Author: Cathy Sherman Freeman

Publisher: BearManor Media

ISBN: 1-59393-682-6

 




Follow Here To Purchase A Disney Childhood: Comic Books to Sailing Ships - A Memoir

Author: Cathy Sherman Freeman

Publisher: BearManor Media

ISBN: 1-59393-682-6

Brought up in Southern California, Cathy Sherman Freeman has had a very interesting life and she explains it well in her memoir, A Disney Childhood ~ Comic Books to Sailing Ships.

This one hundred and seventy page book includes over ten pages of black and white family photographs along with table of contents and index. It has a cheery blue cover with photographs and a sand castle. The reader easily recognizes both the title and each chapter heading having the same font as Walt Disney Studios. The book itself is written in small nine or ten size font and may be harder to read for some.

Cathy starts the book off with her first memories of growing up with her parents and three brothers in Los Angeles. Since her father worked for Disney Studios, in charge of comic books, she correlates many of her childhood stories to his antics, written words and designs. The first half of the book idealizes a wonderful family upbringing that many of us baby boomers can easily relate to during the 1950s and 1960s.

The book takes a darker, melancholy turn when her father is diagnosed with a rare type of cancer involving tumors that eventually take his life. The family presses on by buying a sailboat and sails to Hawaii, only to have it sink halfway.

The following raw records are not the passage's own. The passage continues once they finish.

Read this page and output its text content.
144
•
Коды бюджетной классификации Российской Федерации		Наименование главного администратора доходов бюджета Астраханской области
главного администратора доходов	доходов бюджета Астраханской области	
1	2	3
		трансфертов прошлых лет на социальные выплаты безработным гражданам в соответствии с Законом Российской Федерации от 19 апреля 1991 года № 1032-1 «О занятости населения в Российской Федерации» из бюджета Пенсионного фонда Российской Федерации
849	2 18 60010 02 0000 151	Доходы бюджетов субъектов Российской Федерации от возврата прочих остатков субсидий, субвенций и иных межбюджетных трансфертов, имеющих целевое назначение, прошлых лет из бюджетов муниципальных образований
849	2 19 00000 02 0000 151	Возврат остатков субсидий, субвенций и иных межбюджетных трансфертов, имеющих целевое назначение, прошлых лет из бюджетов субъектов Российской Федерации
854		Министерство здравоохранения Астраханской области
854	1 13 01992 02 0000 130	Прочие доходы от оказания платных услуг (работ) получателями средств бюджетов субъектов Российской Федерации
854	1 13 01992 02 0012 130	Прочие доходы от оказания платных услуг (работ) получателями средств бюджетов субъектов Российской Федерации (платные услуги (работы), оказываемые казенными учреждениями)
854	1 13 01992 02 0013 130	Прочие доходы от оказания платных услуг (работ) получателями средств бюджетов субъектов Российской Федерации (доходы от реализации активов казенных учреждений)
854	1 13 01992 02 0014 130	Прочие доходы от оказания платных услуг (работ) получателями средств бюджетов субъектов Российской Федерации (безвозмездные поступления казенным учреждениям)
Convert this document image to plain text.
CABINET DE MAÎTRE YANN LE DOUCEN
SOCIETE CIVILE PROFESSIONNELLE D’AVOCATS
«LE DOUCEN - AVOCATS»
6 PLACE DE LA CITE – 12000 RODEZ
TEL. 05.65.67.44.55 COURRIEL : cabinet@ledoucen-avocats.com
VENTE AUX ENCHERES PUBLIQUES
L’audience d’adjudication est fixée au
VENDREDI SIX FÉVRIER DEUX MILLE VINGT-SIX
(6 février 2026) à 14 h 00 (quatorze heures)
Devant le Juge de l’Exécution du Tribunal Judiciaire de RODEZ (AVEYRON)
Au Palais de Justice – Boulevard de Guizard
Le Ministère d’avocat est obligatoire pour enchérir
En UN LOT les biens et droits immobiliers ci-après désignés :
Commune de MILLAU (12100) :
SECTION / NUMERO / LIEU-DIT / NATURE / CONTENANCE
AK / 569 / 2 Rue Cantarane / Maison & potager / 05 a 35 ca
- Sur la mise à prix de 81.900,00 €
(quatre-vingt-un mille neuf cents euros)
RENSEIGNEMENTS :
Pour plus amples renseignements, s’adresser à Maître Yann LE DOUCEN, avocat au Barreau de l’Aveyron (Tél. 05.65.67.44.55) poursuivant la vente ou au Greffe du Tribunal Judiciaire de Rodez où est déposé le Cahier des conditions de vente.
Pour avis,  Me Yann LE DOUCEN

Although Cathy is not on the yacht when rescued, this point is pivotal to her life.

The second half of the book is virtually about Cathy growing up during the awkward stage of a young adult though college years when every step is second-guessed or considered. Every trip she takes, every encounter with the opposite sex, every minor meal seems to be mentioned. Finishing up college she gets her first job in the real world, meets her husband and thinks life is now “happily ever after” just like the cartoon characters her father merged into her upbringing.

But life does not always go smoothly and Cathy, now in her fifties, has to deal with the similar cancer that her father has. Although she mentions no faith in a Superior Being, she feels writing this book helps her reconnect and remember her father, mother and brothers and the interesting childhood she had.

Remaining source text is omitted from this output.